In the summer months, Mella’s buns and loaves are bought by the locals and a few holidaymakers.
But in the snowy winter months, “I drive up here for two or three clients,” Mella said.
The village now has only12 full-time residents — not only Switzerland’s smallest population, but also perhaps its oldest, with an average age of 75.
The village’s demographic decline is part of a broader problem and debate over how to halt the drop in Europe’s rural population and how to find alternative economic opportunities to farming to keep younger people in villages like these.
The regional authorities think they may have a solution to help preserve Corippo: In July, officials agreed to allow a publicly financed local foundation to turn a handful of the village’s 30 abandoned houses into a hotel.

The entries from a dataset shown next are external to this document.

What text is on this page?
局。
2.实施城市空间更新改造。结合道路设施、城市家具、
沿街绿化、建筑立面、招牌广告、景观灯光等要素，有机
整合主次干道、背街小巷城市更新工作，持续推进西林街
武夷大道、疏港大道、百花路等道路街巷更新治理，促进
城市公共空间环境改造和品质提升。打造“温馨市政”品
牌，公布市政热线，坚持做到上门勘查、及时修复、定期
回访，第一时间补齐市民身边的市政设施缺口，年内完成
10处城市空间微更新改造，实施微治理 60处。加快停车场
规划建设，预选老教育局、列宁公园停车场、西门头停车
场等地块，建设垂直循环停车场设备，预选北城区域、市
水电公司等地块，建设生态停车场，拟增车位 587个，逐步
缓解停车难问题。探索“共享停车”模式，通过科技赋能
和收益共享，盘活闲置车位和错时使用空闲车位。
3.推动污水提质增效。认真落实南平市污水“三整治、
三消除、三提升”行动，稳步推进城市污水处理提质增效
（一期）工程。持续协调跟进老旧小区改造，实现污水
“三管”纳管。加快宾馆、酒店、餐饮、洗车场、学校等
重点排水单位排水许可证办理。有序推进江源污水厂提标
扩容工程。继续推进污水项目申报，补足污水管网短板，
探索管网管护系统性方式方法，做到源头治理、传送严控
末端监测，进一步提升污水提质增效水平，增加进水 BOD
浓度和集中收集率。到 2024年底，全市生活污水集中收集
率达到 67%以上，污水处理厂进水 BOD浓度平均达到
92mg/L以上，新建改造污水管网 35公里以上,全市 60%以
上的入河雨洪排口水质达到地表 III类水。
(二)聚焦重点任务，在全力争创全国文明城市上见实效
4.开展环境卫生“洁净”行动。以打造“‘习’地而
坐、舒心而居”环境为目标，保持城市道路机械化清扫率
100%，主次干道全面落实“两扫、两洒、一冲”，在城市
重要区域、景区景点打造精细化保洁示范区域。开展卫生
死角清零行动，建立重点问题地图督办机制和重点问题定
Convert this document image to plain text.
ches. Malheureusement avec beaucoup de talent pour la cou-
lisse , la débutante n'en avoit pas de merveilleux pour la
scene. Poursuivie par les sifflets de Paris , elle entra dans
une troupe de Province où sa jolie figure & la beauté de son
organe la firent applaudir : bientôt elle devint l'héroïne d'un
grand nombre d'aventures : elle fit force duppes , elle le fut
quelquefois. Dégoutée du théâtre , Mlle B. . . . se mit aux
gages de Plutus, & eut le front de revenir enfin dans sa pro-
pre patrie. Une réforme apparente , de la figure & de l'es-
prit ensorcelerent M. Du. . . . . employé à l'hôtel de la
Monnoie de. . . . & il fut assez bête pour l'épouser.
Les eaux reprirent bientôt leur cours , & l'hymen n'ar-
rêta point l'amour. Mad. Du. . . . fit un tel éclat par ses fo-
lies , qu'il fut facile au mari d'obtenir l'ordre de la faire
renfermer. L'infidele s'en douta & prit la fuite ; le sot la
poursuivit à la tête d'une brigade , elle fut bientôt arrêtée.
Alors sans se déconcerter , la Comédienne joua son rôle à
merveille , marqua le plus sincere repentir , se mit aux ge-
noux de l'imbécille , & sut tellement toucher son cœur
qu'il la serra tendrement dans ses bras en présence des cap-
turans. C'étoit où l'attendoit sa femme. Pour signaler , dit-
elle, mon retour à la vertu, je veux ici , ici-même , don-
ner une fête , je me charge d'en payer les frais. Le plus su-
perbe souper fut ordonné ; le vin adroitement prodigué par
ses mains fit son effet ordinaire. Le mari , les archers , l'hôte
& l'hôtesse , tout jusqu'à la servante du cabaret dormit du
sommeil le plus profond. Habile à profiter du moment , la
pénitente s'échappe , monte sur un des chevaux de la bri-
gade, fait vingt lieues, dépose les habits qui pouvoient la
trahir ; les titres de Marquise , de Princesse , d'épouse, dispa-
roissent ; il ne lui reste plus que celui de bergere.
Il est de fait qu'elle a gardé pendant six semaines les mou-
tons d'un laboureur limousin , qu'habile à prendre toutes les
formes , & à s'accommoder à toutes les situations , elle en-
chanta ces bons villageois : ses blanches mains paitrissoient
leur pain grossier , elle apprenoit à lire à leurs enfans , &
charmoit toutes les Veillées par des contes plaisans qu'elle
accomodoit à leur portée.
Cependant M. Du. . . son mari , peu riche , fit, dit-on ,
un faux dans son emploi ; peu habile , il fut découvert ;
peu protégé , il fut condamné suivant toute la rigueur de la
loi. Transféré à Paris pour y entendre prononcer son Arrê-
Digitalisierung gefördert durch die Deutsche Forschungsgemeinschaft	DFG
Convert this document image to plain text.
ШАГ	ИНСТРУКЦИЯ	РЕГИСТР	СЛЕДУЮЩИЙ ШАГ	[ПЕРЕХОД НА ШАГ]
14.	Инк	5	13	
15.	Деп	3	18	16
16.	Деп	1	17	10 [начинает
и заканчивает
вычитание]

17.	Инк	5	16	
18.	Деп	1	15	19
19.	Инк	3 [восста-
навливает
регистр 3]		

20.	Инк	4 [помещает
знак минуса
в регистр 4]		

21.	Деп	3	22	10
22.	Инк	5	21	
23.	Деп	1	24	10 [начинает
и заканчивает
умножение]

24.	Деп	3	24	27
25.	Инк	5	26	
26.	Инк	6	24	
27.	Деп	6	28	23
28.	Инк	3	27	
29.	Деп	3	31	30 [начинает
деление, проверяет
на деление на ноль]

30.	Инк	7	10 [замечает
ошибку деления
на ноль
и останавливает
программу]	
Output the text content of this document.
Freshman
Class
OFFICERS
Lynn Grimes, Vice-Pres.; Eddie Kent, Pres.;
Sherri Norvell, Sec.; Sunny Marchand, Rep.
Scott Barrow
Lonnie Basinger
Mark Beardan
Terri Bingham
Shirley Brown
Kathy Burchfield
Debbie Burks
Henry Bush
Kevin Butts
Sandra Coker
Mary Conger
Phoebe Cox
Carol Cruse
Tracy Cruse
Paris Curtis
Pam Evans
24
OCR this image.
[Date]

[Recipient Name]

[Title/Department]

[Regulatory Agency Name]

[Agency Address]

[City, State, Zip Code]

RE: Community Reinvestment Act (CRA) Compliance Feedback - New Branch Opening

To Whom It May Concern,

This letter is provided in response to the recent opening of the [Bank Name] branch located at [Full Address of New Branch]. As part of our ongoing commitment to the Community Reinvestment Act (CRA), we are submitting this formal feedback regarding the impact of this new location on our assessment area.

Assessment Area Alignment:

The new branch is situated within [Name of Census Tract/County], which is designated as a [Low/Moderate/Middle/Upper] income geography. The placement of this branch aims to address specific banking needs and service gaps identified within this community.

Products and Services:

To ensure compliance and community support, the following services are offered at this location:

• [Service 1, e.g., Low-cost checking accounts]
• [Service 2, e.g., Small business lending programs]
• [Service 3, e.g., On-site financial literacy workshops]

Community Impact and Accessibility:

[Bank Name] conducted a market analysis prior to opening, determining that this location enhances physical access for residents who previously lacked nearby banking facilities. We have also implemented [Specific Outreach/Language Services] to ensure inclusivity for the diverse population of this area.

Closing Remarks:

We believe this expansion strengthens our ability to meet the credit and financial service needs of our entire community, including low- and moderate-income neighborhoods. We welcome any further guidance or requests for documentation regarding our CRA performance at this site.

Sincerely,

The plan borrows from a model used in nearby Italy, known as albergo diffuso, or scattered hotel.
Such establishments were first built in the Friuli region of northeastern Italy, to revive villages that had been destroyed by an earthquake in 1976, said Fabio Giacomazzi, an architect, who is the president of the Corippo foundation.
“We’re doing something new for Switzerland, but knowing that it can be done,” he said.
Initially, the hotel is set to have about 25 beds, spread across a cluster of soon-to-be-refurbished houses. The hotel’s public space will pivot around a new reception area situated within the village’s seasonal restaurant, which will be enlarged and revamped. After 2019, more beds will be added, as well as a seminar room that executives could rent for a corporate retreat.
Corippo’s non-profit foundation says it has already secured 2.2 million Swiss francs out of the 3.2 million needed to start the hotel next year. (The Swiss franc is about equivalent to the dollar). Most of this money is public funding, coupled with bank loans.
Spending the night in a double bedroom will cost between 100 and 150 Swiss francs, in line with the pricing of hotels in the valley, according to Giacomazzi.
But even though Corippo faces an existential threat, the hotel has received a lukewarm response from residents, some of whom criticize the focus on tourists rather than on their own basic needs, like addressing a deficient water supply system.